Знакомый психотерапевт, которому от обилия состоятельных клиентов было недосуг узнать всю подноготную, запретил так думать, велел оторваться от прошлого и найти перспективу. И Савелий старался, как мог, наполнить голову новыми мыслями. Но увы, ежедневная дорога на работу в районный Глинищенский морг загоняла их в наезженную колею.
Именно в Глинище, которое Савелий в мыслях называл Гнилищем, и приостановилось его бесконечное бегство. Полгода назад за новой стальной дверью бревенчатого здания на отшибе больничного комплекса его тепло встретили уборщица тетя Маша и санитар Петр. Вот уж кто никогда не косился и не морщился при виде врача-патанатома Савелия Метелкина. А ведь должны были... Просто обязаны. Если, конечно, они нормальные люди. Новые коллеги трех блоков районки отнеслись к нему с настороженной прохладцей. Открытой враждебности не проявили, зато дали ясно понять: ему никогда не стать своим в больнице.
Приступ случился с ним в первый же рабочий день.

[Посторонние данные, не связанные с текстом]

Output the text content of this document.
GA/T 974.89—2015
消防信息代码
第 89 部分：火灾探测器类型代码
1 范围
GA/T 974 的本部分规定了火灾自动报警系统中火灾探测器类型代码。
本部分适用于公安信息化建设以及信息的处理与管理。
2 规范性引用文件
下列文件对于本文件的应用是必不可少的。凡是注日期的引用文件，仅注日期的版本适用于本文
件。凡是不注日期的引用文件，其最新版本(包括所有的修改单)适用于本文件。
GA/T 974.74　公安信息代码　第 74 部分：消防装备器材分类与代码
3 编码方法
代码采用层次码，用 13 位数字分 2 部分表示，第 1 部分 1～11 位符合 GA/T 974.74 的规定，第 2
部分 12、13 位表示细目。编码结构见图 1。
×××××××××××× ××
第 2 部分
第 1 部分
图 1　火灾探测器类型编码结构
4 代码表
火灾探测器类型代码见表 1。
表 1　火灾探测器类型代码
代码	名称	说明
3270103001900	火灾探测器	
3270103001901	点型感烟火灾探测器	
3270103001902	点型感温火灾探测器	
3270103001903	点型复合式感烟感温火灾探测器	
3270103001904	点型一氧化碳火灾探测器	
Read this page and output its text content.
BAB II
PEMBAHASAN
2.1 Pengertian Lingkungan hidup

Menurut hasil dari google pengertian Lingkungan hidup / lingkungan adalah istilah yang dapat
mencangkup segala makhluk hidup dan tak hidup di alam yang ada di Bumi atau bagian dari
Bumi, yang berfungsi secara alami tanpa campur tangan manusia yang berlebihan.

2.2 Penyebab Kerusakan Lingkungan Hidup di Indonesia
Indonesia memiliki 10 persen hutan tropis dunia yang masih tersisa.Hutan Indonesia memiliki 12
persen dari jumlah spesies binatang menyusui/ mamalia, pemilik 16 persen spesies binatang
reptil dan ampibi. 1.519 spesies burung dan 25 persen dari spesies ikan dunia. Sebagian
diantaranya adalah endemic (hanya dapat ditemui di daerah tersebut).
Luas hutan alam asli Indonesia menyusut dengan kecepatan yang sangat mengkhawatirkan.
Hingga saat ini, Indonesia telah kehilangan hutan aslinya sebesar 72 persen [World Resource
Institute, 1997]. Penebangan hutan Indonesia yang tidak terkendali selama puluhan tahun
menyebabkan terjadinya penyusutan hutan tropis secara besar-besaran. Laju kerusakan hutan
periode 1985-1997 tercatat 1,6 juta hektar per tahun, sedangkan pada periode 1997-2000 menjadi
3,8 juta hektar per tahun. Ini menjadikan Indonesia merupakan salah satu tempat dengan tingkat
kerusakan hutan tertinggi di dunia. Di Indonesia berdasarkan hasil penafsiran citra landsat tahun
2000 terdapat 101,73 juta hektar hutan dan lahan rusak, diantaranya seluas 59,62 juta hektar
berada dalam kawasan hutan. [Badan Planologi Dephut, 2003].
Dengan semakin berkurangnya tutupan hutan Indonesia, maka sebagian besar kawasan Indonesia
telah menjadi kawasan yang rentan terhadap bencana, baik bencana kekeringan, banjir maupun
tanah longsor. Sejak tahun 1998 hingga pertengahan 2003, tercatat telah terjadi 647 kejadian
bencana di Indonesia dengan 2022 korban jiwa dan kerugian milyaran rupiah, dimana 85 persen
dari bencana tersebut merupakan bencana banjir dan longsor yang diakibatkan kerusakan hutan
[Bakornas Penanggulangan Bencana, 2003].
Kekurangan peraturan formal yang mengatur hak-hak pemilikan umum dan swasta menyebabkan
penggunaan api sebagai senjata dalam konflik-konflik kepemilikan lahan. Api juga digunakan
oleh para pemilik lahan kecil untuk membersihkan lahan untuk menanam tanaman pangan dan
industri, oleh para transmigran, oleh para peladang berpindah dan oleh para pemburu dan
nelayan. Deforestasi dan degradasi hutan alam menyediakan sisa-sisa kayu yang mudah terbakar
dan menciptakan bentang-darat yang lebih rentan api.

Савелий должен был провести аутопсию пятилетнего ребенка, о чем ему по телефону сообщила заведующая педиатрией. И он разволновался от своих надежд и ожиданий, стал ждать у окна. Сколько раз говорил себе: не думай об ушедшем человеке, смотри на труп как на биоматериал, который нужно описать и исследовать.
Но где там! И Савелий увидел сквозь зарешеченное стекло, как трясется по гравию каталка, как вздрагивает маленькое тело, как ветер треплет светлый хохолок, высунувшийся из-под куцей больничной простыни.
У его дочки, Настюши, были светлые, в мать, волосы.
Савелий сразу почувствовал, что дело хорошим не закончится. Предметы в секционке обрели световые ореолы, зал наполнился звуками, которые даже не воспринимаются человеком в обычном состоянии. Редкие капли из крана стали звонко долбить эмаль раковины. Под облицовочной плиткой зашуршала осыпавшаяся штукатурка. Открылась дверь, и сквозняк громко прошелестел листами посмертного эпикриза, который Петр положил на грудь трупа. А еще санитар взялся искать что-то в шкафчиках. Дверцы наполнили зал пронзительным скрипом.